1. Here is how I've configured all the relevant classes.
HttpClient standardClient = null;
HttpClient cachedClient = null;
PoolingClientConnectionManager connectionManager = null;
protected synchronized HttpClient getStandardClient() {
if ( standardClient == null ) {
connectionManager = new PoolingClientConnectionManager();
connectionManager.setMaxTotal(2);
connectionManager.closeIdleConnections(120, TimeUnit.SECONDS);
standardClient = new DecompressingHttpClient( new DefaultHttpClient
(connectionManager));
}
return standardClient;
}
protected synchronized HttpClient getCachedClient() {
if ( cachedClient == null ) {
CacheConfig cacheConfig = new CacheConfig();
cacheConfig.setMaxObjectSize( 512*1024 );
cacheConfig.setMaxCacheEntries( 10 );
cachedClient = new CachingHttpClient(getStandardClient(),
getCacheStorage(),
cacheConfig);
}
return cachedClient;
}
As you can see I have two http clients.
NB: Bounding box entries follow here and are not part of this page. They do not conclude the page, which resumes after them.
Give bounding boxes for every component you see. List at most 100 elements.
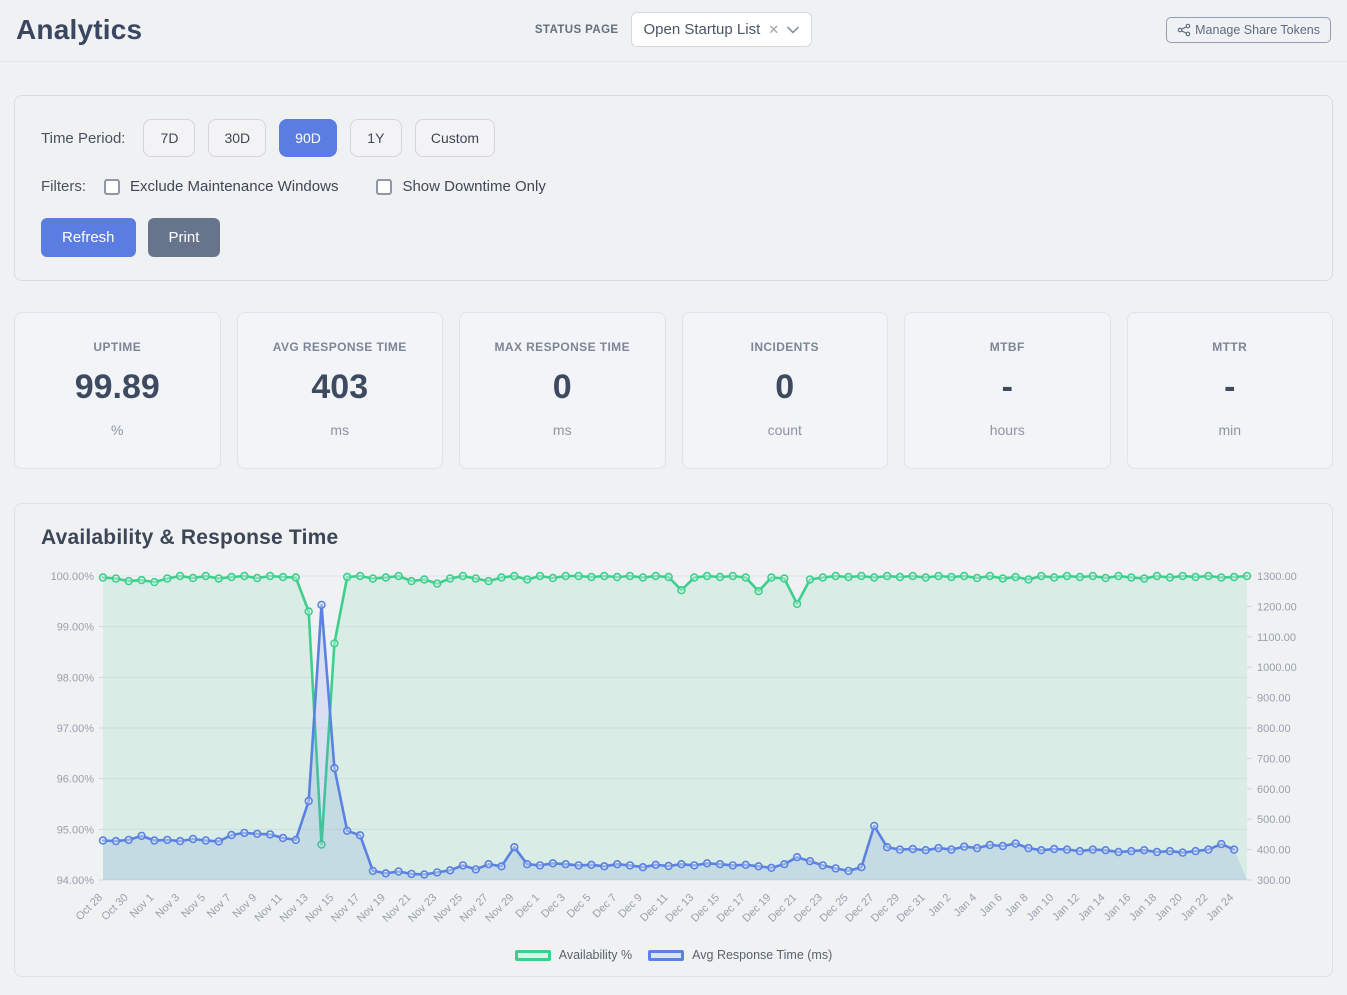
svg-text:400.00: 400.00 bbox=[1257, 845, 1291, 857]
svg-text:Dec 5: Dec 5 bbox=[565, 892, 594, 921]
filter-panel: Time Period: 7D 30D 90D 1Y Custom Filter… bbox=[14, 95, 1333, 281]
svg-text:600.00: 600.00 bbox=[1257, 784, 1291, 796]
legend-item-availability: Availability % bbox=[514, 948, 633, 962]
svg-text:94.00%: 94.00% bbox=[57, 875, 95, 887]
show-downtime-checkbox[interactable] bbox=[376, 178, 393, 195]
svg-text:Dec 7: Dec 7 bbox=[590, 892, 619, 921]
status-page-selected-value: Open Startup List bbox=[643, 21, 761, 38]
refresh-button[interactable]: Refresh bbox=[41, 218, 136, 257]
stat-card-incidents: INCIDENTS 0 count bbox=[681, 312, 888, 469]
stat-card-mtbf: MTBF - hours bbox=[904, 312, 1111, 469]
exclude-maintenance-label: Exclude Maintenance Windows bbox=[130, 178, 339, 195]
svg-text:500.00: 500.00 bbox=[1257, 814, 1291, 826]
header: Analytics STATUS PAGE Open Startup List … bbox=[0, 0, 1347, 62]
time-period-label: Time Period: bbox=[41, 129, 126, 147]
stat-value: 0 bbox=[552, 368, 572, 406]
svg-text:Nov 3: Nov 3 bbox=[153, 892, 182, 921]
svg-text:96.00%: 96.00% bbox=[57, 774, 95, 786]
clear-selection-icon[interactable]: ✕ bbox=[768, 21, 780, 37]
stat-label: MTTR bbox=[1212, 340, 1248, 354]
svg-text:100.00%: 100.00% bbox=[51, 571, 95, 583]
svg-text:Nov 7: Nov 7 bbox=[205, 892, 234, 921]
actions-row: Refresh Print bbox=[41, 218, 1306, 257]
stat-unit: count bbox=[767, 422, 802, 438]
stat-value: 403 bbox=[311, 368, 369, 406]
svg-text:1000.00: 1000.00 bbox=[1257, 662, 1297, 674]
svg-text:Jan 4: Jan 4 bbox=[952, 892, 980, 920]
stat-value: 99.89 bbox=[74, 368, 160, 406]
legend-item-response-time: Avg Response Time (ms) bbox=[648, 948, 832, 962]
stat-label: MTBF bbox=[989, 340, 1025, 354]
response-time-legend-label: Avg Response Time (ms) bbox=[692, 948, 833, 962]
svg-text:Jan 2: Jan 2 bbox=[926, 892, 954, 920]
svg-text:1200.00: 1200.00 bbox=[1257, 601, 1297, 613]
stat-label: UPTIME bbox=[93, 340, 142, 354]
svg-text:Nov 5: Nov 5 bbox=[179, 892, 208, 921]
svg-text:700.00: 700.00 bbox=[1257, 753, 1291, 765]
svg-text:Dec 1: Dec 1 bbox=[513, 892, 542, 921]
svg-text:Dec 3: Dec 3 bbox=[539, 892, 568, 921]
period-button-30d[interactable]: 30D bbox=[208, 119, 267, 157]
exclude-maintenance-checkbox-item[interactable]: Exclude Maintenance Windows bbox=[104, 178, 338, 195]
stat-unit: min bbox=[1218, 422, 1242, 438]
period-button-1y[interactable]: 1Y bbox=[349, 119, 402, 157]
stat-unit: % bbox=[111, 422, 124, 438]
svg-text:Jan 16: Jan 16 bbox=[1102, 892, 1134, 924]
svg-text:Jan 24: Jan 24 bbox=[1204, 892, 1236, 924]
svg-text:Jan 6: Jan 6 bbox=[977, 892, 1005, 920]
availability-legend-swatch bbox=[514, 949, 551, 961]
status-page-select[interactable]: Open Startup List ✕ bbox=[630, 12, 813, 47]
svg-text:1300.00: 1300.00 bbox=[1257, 571, 1297, 583]
stat-unit: hours bbox=[989, 422, 1025, 438]
svg-text:Jan 10: Jan 10 bbox=[1024, 892, 1056, 924]
svg-text:1100.00: 1100.00 bbox=[1257, 632, 1296, 644]
stat-card-uptime: UPTIME 99.89 % bbox=[14, 312, 221, 469]
svg-text:98.00%: 98.00% bbox=[57, 672, 95, 684]
svg-text:800.00: 800.00 bbox=[1257, 723, 1291, 735]
stats-grid: UPTIME 99.89 % AVG RESPONSE TIME 403 ms … bbox=[14, 312, 1333, 469]
time-period-button-group: 7D 30D 90D 1Y Custom bbox=[143, 119, 496, 157]
status-page-label: STATUS PAGE bbox=[534, 23, 619, 36]
stat-value: - bbox=[1224, 368, 1236, 406]
stat-card-avg-response: AVG RESPONSE TIME 403 ms bbox=[236, 312, 443, 469]
print-button[interactable]: Print bbox=[147, 218, 221, 257]
stat-label: AVG RESPONSE TIME bbox=[272, 340, 407, 354]
manage-share-tokens-button[interactable]: Manage Share Tokens bbox=[1166, 16, 1331, 43]
filters-row: Filters: Exclude Maintenance Windows Sho… bbox=[41, 178, 1306, 195]
svg-text:99.00%: 99.00% bbox=[57, 622, 95, 634]
availability-response-chart: 100.00% 99.00% 98.00% 97.00% 96.00% 95.00% 94.… bbox=[41, 564, 1306, 946]
svg-text:900.00: 900.00 bbox=[1257, 693, 1291, 705]
show-downtime-checkbox-item[interactable]: Show Downtime Only bbox=[376, 178, 546, 195]
availability-legend-label: Availability % bbox=[558, 948, 633, 962]
filters-label: Filters: bbox=[41, 178, 86, 195]
svg-text:Nov 29: Nov 29 bbox=[483, 892, 516, 925]
period-button-90d[interactable]: 90D bbox=[279, 119, 337, 157]
chart-legend: Availability % Avg Response Time (ms) bbox=[41, 948, 1306, 962]
response-time-legend-swatch bbox=[648, 949, 685, 961]
svg-text:Jan 20: Jan 20 bbox=[1153, 892, 1185, 924]
svg-text:95.00%: 95.00% bbox=[57, 824, 95, 836]
svg-text:Jan 14: Jan 14 bbox=[1076, 892, 1108, 924]
stat-label: INCIDENTS bbox=[750, 340, 819, 354]
chart-panel: Availability & Response Time 100.00% 99.0… bbox=[14, 503, 1333, 977]
stat-unit: ms bbox=[552, 422, 572, 438]
svg-text:97.00%: 97.00% bbox=[57, 723, 95, 735]
show-downtime-label: Show Downtime Only bbox=[402, 178, 546, 195]
stat-card-mttr: MTTR - min bbox=[1126, 312, 1333, 469]
exclude-maintenance-checkbox[interactable] bbox=[104, 178, 120, 195]
svg-text:Dec 31: Dec 31 bbox=[895, 892, 928, 925]
svg-text:Oct 28: Oct 28 bbox=[74, 892, 105, 923]
stat-card-max-response: MAX RESPONSE TIME 0 ms bbox=[459, 312, 666, 469]
period-button-7d[interactable]: 7D bbox=[143, 119, 196, 157]
svg-text:Jan 22: Jan 22 bbox=[1179, 892, 1211, 924]
time-period-row: Time Period: 7D 30D 90D 1Y Custom bbox=[41, 119, 1306, 157]
chart-title: Availability & Response Time bbox=[41, 526, 339, 549]
period-button-custom[interactable]: Custom bbox=[414, 119, 496, 157]
stat-value: - bbox=[1001, 368, 1013, 406]
chart-canvas: 100.00% 99.00% 98.00% 97.00% 96.00% 95.00% 94.… bbox=[51, 571, 1297, 925]
manage-share-tokens-label: Manage Share Tokens bbox=[1195, 22, 1320, 37]
stat-label: MAX RESPONSE TIME bbox=[494, 340, 630, 354]
svg-text:Jan 18: Jan 18 bbox=[1127, 892, 1159, 924]
svg-text:Jan 12: Jan 12 bbox=[1050, 892, 1082, 924]
chevron-down-icon bbox=[787, 26, 799, 34]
A caching http client that wraps the
standard client.
Now what I've found is that if I remove cachedClient and only use
standardClient, I don't have any issues with the pool hanging and orphaned
connections.
2. Here is my code for how I issue and consume requests
HttpClient httpClient = cacheOkay ? getCachedClient() :
getStandardClient();
HttpResponse response = httpClient.execute(request, localContext);
HttpEntity resEntity = response.getEntity();
int responseStatus = response.getStatusLine().getStatusCode();
byte[] responseBody = EntityUtils.toByteArray(resEntity);
EntityUtils.consume(resEntity);
If you set up a test like this and use the cached client, it will hang fairly
quickly.
I've been able to work around this by creating the CachingHttpClient as follows:
protected synchronized HttpClient getCachedClient() {
if ( cachedClient == null ) {
WhosHereApplication application =
WhosHereApplication.getInstance();
cachedClient = new CachingHttpClient(getStandardClient(),
new HeapResourceFactory() {
@Override
public Resource generate(
String requestId,
InputStream instream,
InputLimit limit)
throws IOException {
try {
return super.generate(requestId,
instream, limit);
}
finally {
instream.close();
}
}
},
application.getCacheStorage(),
application.getCacheConfig());
Log.i(tag, "Creating CachingHttpClient");
}
return cachedClient;
}
Notice the inline subclass of HeapResourceFactory where I add the stream close
call. Once I add this the caching client no longer freezes up.
I'm not familiar enough with the source code to pinpoint the issue, but appears
the back end entity is not getting consumed properly, forcing this work around.